= IITB-Monash Research Academy =

The IITB-Monash Research Academy is a graduate research school located in Mumbai, India. It opened in 2008 as a joint venture between the Indian Institute of Technology Bombay and Monash University. Students of the Academy study for a dual PhD from both institutions, spending time in both Australia and India, with supervisors from both IITB and Monash. The establishment of the academy marked the first time that an Australian university has set up an extensive physical presence in India.

== History ==
In 2006, vice-chancellor of Monash Richard Larkins went on a tour of India with senior Monash staff and an executive from BHP. The tour was led by Monash Dean of Engineering Tam Sridhar, an Indian-Australian professor. The team met with research institutions, public officials and industry research bodies around the country.

After extensive negotiations, Monash University and IITB signed an agreement to undertake joint research and establish a graduate research school together. The agreement was signed on 7 March 2006 in the presence of then Australian Prime Minister John Howard. The academy attracted early industry support, with a commitment from BHP and Infosys to joint research and commercialisation.

The academy was officially opened on 26 November 2008. 36 research projects began immediately, with several hundred further projects in the planning phase.

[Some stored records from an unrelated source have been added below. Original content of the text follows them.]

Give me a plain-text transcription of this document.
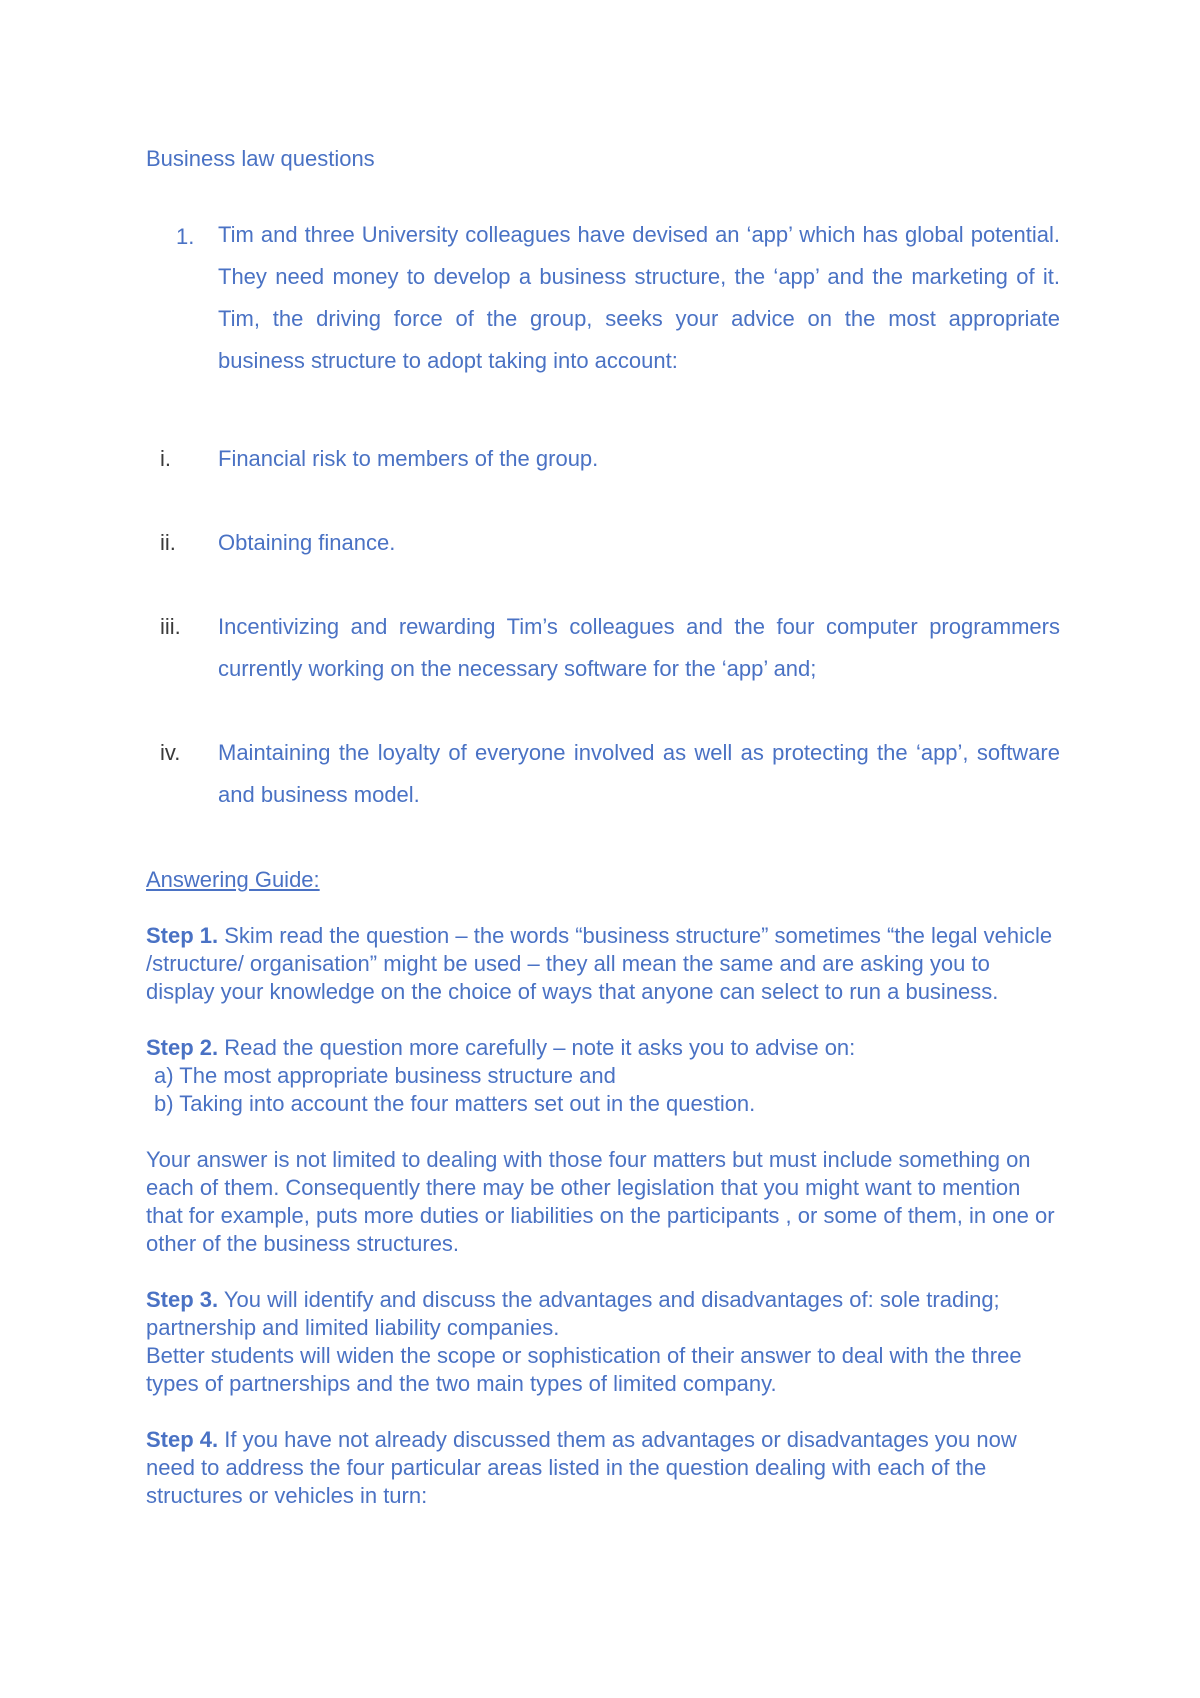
Business law questions
1.	Tim and three University colleagues have devised an ‘app’ which has global potential. They need money to develop a business structure, the ‘app’ and the marketing of it. Tim, the driving force of the group, seeks your advice on the most appropriate business structure to adopt taking into account:
i.	Financial risk to members of the group.
ii.	Obtaining finance.
iii.	Incentivizing and rewarding Tim’s colleagues and the four computer programmers currently working on the necessary software for the ‘app’ and;
iv.	Maintaining the loyalty of everyone involved as well as protecting the ‘app’, software and business model.
Answering Guide:

Step 1. Skim read the question – the words “business structure” sometimes “the legal vehicle /structure/ organisation” might be used – they all mean the same and are asking you to display your knowledge on the choice of ways that anyone can select to run a business.

Step 2. Read the question more carefully – note it asks you to advise on:
a) The most appropriate business structure and
b) Taking into account the four matters set out in the question.

Your answer is not limited to dealing with those four matters but must include something on each of them. Consequently there may be other legislation that you might want to mention that for example, puts more duties or liabilities on the participants , or some of them, in one or other of the business structures.

Step 3. You will identify and discuss the advantages and disadvantages of: sole trading; partnership and limited liability companies.
Better students will widen the scope or sophistication of their answer to deal with the three types of partnerships and the two main types of limited company.

Step 4. If you have not already discussed them as advantages or disadvantages you now need to address the four particular areas listed in the question dealing with each of the structures or vehicles in turn:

By June 2009, 41 PhD students were enrolled at the academy. By 2012, that number had risen to 80. It is expected that the Academy will eventually house around 250-300 PhD students at any one time.

== Research ==

The academy's research encompasses a range of issues of concern to industry and government in Australia and India. This includes clean energy, water, biotechnology, infrastructure engineering, stem cells, advanced computational engineering and nanotechnology. The academy has five foundation partners, each of whom will contribute around $1–2 million in research sponsorship in the early years of the academy. The foundation partners were Infosys, BHP, Shell, the CSIRO and the Australian Stem Cell Centre.

== Location ==
The academy is located at IITB's campus in Powai, Mumbai.

== Governance ==
The IITB-Monash Research Academy is governed by a board of directors, advisory council (a consultative body), and chief executive officer. The board consists primarily of senior management figures from Monash and IITB. The advisory council is made up of leaders from scientific research and industry, including Narayana Murthy (founder of Indian software company Infosys) and Australian biologist Gustav Nossal. Mohan Krishnamoorthy was the CEO of the Academy from 2008-2015. Professor Murali Sastry was the CEO from 2015-2020. The current CEO is M. S. Unnikrishnan.